Here's one way you can win the recruitment wars


By Robert Cassidy, editor-in-chief | August 11, 2010

It’s no exaggeration to say that the future of virtually every AEC firm in the country hangs on whether they can recruit qualified people. There’s hardly a firm that isn’t scrambling to find breathing bodies. Nonresidential construction is blessed with too much work for the available supply of design and construction professionals, and this imbalance is not going to ease up anytime soon.

That’s why your firm’s human resources people are, or should be, at the top of your firm’s totem pole. If HR can’t find qualified professionals, your firm is going to be stuck in neutral. However, HR folks can’t solve the problem on their own. They need help, and one important recruitment resource is vastly underused by most employers—your current employees. They can be a huge source of referrals, if you play it right. Here’s how:

There’s a sociologist at Stanford named Mark Granovetter who wrote a seminal paper in the American Journal of Sociology (May 1973) entitled "The Strength of Weak Ties," in which he discussed how people get jobs. Granovetter argued that by extending their job search beyond those with whom they had "strong" ties—family, close friends—to people with whom they had "weak ties"—acquaintances, distant business friends—job seekers could improve their chances of finding out about openings in the "hidden" job market.

Granovetter also posited that roughly one in five workers are "reluctant maidens." They’re good workers, grinding away at their jobs for years. They seem happy, but given a better offer, they might jump ship—if they only knew about that golden opportunity.
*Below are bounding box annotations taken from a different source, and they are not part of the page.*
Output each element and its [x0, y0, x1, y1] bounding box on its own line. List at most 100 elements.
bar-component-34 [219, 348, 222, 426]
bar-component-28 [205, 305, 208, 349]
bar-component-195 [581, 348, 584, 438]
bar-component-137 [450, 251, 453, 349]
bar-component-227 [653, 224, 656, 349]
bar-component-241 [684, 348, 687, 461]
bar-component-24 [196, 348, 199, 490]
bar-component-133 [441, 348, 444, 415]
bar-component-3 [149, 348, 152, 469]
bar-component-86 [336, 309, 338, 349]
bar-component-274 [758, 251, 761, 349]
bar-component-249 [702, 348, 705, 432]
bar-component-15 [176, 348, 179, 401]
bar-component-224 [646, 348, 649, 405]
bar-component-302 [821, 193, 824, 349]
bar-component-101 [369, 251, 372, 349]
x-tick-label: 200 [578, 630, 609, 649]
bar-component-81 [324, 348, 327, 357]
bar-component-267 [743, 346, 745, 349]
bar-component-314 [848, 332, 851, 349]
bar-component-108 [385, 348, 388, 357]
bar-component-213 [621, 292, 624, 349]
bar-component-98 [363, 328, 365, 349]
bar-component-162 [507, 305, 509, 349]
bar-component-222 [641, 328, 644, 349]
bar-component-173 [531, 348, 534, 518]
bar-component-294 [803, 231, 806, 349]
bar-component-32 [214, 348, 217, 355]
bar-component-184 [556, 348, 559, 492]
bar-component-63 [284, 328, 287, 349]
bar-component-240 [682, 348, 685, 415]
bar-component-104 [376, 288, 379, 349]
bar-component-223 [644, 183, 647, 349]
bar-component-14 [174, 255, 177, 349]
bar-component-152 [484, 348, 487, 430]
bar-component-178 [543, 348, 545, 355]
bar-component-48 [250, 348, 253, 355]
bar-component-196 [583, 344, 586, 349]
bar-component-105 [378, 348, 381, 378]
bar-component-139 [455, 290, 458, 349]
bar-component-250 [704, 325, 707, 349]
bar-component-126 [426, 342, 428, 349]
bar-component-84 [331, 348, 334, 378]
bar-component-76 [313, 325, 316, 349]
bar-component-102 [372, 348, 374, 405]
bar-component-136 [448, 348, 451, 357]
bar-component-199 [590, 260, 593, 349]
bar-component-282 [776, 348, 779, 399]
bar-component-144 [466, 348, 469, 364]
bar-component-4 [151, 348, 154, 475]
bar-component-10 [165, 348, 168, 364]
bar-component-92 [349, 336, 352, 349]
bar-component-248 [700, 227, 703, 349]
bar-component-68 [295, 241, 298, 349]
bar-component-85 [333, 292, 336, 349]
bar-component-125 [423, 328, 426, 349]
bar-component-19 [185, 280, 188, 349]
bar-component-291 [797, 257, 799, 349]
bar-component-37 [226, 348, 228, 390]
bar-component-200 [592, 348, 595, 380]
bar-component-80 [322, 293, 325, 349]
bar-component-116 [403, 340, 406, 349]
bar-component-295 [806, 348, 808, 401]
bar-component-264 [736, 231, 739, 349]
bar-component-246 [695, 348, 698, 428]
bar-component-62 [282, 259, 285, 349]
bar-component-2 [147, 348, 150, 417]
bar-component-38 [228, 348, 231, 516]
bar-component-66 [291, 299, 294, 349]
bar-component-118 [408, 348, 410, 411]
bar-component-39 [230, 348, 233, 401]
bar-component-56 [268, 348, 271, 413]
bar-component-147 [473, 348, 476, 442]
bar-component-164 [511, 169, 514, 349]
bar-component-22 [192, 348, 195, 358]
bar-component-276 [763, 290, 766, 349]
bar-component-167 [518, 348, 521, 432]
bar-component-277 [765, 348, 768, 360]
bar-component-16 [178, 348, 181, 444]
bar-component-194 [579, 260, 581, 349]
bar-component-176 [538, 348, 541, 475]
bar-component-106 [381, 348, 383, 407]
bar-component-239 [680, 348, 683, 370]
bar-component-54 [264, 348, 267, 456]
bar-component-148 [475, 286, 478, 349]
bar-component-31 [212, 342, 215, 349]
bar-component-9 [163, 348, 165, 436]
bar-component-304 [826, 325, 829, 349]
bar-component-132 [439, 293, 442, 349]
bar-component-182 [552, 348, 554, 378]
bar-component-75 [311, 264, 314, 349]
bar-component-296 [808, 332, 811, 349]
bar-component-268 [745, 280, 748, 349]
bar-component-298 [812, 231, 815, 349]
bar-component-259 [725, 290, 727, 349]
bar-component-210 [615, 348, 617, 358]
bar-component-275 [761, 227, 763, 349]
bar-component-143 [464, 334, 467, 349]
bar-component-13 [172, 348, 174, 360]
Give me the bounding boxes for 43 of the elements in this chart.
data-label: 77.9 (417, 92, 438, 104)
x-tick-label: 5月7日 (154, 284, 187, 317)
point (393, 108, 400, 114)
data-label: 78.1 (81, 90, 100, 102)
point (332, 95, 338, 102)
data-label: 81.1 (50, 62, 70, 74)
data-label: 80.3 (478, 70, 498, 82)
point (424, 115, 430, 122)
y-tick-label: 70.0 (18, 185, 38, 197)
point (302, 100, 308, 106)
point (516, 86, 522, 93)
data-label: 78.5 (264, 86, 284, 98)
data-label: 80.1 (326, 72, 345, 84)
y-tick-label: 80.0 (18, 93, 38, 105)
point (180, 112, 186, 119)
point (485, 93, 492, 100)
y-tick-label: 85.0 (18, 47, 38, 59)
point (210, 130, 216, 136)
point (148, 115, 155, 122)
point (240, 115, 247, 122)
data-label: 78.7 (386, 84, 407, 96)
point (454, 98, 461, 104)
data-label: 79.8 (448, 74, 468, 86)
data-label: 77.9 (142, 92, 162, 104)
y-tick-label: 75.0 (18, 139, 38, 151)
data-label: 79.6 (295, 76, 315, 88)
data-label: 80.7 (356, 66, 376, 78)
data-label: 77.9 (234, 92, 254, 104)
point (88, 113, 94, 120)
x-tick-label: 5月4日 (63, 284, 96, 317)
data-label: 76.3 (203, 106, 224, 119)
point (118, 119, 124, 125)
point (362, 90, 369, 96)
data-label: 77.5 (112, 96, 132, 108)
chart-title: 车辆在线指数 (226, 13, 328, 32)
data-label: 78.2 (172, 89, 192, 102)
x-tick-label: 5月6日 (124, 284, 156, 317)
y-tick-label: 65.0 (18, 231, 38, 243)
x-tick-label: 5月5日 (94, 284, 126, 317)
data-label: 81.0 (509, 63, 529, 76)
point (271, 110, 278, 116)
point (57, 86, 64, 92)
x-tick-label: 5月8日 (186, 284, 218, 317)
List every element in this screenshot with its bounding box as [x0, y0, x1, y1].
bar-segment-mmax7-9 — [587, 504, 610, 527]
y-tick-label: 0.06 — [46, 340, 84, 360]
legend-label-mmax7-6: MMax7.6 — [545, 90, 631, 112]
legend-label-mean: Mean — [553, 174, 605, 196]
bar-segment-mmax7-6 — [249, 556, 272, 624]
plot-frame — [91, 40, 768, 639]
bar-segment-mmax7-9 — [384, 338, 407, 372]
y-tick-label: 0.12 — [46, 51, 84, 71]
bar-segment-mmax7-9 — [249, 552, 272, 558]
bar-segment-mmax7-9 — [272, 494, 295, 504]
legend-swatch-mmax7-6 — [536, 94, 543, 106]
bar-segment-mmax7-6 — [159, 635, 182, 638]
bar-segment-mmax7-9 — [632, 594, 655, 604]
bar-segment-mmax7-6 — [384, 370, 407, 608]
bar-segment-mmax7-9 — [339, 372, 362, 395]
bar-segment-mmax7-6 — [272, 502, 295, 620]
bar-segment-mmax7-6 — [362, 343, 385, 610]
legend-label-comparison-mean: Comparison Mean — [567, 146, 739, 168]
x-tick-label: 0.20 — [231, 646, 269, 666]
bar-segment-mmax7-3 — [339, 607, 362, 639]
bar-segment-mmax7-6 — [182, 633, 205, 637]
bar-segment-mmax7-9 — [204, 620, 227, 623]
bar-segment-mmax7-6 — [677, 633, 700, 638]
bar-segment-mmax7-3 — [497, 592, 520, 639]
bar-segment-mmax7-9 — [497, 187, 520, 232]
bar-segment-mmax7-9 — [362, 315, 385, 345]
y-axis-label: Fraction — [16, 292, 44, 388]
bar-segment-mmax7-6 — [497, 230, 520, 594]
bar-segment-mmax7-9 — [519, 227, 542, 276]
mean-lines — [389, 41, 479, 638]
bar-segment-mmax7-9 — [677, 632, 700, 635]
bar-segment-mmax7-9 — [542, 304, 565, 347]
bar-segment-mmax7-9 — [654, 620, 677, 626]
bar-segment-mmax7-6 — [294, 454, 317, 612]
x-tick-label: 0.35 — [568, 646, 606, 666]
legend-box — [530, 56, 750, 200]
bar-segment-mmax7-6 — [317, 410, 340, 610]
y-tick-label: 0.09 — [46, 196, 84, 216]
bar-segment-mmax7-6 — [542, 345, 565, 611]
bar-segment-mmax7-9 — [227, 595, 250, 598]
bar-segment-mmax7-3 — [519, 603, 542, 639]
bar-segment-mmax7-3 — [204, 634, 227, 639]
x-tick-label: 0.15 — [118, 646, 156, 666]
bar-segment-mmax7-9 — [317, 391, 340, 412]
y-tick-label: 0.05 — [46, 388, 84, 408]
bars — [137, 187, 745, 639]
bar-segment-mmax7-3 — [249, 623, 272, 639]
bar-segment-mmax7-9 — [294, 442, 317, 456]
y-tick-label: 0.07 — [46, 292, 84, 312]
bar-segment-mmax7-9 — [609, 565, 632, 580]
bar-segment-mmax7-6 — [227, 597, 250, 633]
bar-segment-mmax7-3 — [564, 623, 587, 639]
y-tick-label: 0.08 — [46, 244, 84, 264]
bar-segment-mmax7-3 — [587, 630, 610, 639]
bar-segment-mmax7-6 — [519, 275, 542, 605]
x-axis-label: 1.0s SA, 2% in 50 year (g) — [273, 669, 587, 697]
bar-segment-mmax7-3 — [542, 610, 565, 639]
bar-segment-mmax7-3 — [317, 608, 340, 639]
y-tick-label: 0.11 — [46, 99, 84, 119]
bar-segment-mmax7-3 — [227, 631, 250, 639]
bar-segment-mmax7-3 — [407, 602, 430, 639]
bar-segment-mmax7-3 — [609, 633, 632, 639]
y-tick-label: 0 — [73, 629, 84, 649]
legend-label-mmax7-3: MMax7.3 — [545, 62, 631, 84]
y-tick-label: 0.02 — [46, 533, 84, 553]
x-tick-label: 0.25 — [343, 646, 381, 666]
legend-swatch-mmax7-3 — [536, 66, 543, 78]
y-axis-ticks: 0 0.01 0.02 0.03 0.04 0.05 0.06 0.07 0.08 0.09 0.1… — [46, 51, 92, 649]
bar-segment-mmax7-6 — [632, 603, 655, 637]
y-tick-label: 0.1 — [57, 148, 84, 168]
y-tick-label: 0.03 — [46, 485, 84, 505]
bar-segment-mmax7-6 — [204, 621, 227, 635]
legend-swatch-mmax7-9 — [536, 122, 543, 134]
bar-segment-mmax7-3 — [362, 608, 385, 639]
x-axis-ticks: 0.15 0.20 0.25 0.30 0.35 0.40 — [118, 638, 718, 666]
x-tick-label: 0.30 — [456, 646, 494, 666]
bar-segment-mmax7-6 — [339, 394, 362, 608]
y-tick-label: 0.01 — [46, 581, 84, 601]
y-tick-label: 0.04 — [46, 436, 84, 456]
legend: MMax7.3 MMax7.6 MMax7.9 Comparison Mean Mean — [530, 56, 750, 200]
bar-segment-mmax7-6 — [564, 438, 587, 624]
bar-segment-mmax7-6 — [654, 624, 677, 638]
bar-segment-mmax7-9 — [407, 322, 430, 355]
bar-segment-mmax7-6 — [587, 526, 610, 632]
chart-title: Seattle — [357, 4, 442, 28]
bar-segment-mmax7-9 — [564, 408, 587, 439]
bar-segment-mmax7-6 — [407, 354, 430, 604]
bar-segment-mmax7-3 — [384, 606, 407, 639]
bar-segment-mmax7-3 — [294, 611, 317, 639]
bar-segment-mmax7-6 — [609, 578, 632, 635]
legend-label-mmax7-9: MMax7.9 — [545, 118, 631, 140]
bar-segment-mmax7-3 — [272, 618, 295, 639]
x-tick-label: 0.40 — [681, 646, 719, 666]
Now, turn "weak ties" around. No matter how big your firm, you have employees, and they have long-lost friends, acquaintances, classmates, distant relatives, and so on. Each of those "weak ties" has a similarly expansive social network. Collectively, these "weak" networks embrace hundreds, maybe thousands, of contact points. And they have to-kill-for information: Andrea in Accounting’s great-niece’s college roommate, an MArch from Yale, hates her new boss and would love to quit for greener pastures. Malachy in IT plays softball with a guy whose sister, a top-notch construction manager, just got divorced and wants to leave Hoboken. You get the idea.

Your HR department could set up a system to have every employee—not just management—submit contact information on their "weak ties." Then send out an eye-catching brochure about your firm and its great employment opportunities, with a personal letter from the CEO soliciting referrals. Offer the referring "link" a cash reward if the person referred gets hired. Your employee should also be rewarded.

This may truly be one case where being "weak" may make you "strong."